Crew: 9 men (1893-1915)
Built: by Earle's Co., Hull, in 1893. (Yard no. 374)
Tonnage: 151 grt 61 net
Length / breadth / depth (feet): 98.0 / 20.7 / 11.1
Engine: T 3-Cyl; 45 rhp; by builders.
31 Jul 1893: Henry Morris, Fish Dock, Grimsby.
Feb 1897: "D" Line Steam Fishing Co., Grimsby.
Manager: Arthur Jeffs.
Apr 1913: A. Bannister, Fish Docks, Grimsby.
Mar 1914: Charles E. B. L. Curzon, Docks, Milford.
Mar 1915: W. Ellis, Grimsby.
Landed at Milford: 12 Mar 1914 - 30 Mar 1915
Notes: Dec 1914: Lost her rudder outside the Heads in heavy seas, but managed to get back to Milford safely. [See below.]
13 May 1915: Mined 100 miles E by S of Spurn Point; seven hands lost. (Minefield laid on April 17, 1915 by the German light cruisers STRALSUND and STRASSBURG.)
[ The mine maps are recorded in the German official history series "Der Krieg zur See"; thanks to Michael Lowrey. See also below. ]
Accidents and Incidents
From The Cambrian Daily Leader of Monday, 7th December 1914:
THRILLING EXPERIENCES OF MANY CRAFT OFF MILFORD HAVEN.
MANY WRECKS ROUND COAST
The steam trawler Don was towed in by the Lobelia, both of Milford, with her rudder gone, and it seems that her plight was observed just in the nick of time. Although a jury rudder had been rigged up on the Don, the heavy seas running at the time rendered her unmanageable, and she was perilously near the rocks off St Ann's Head when the Lobelia sighted her.
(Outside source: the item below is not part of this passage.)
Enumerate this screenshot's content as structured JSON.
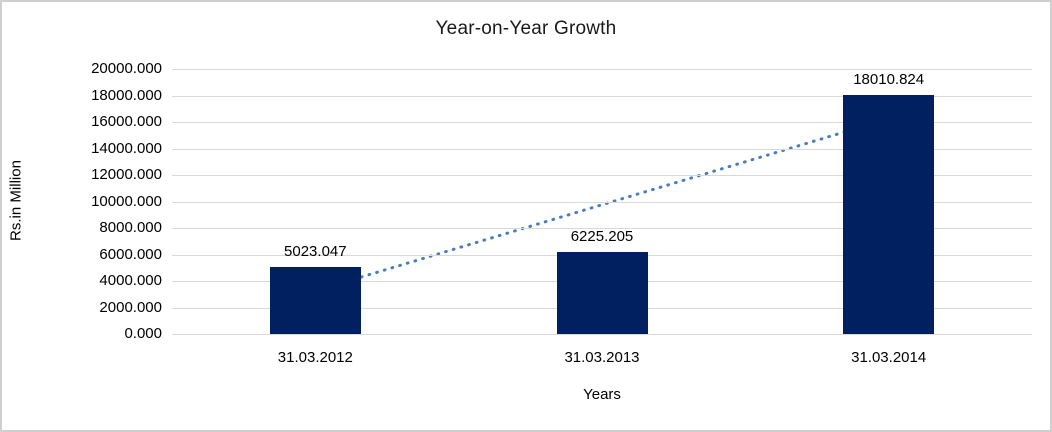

From The Irish Times of 8th May 1915, p.6:
The skipper and a deckhand, the sole survivors of nine of the crew of the Grimsby trawler Don, were landed at Grimsby yesterday morning, their vessel having been blown up on Thursday morning through picking a mine up in the trawl net.
The seven victims were practically killed outright. The two survivors, who jumped overboard, were picked up whilst swimming in the sea.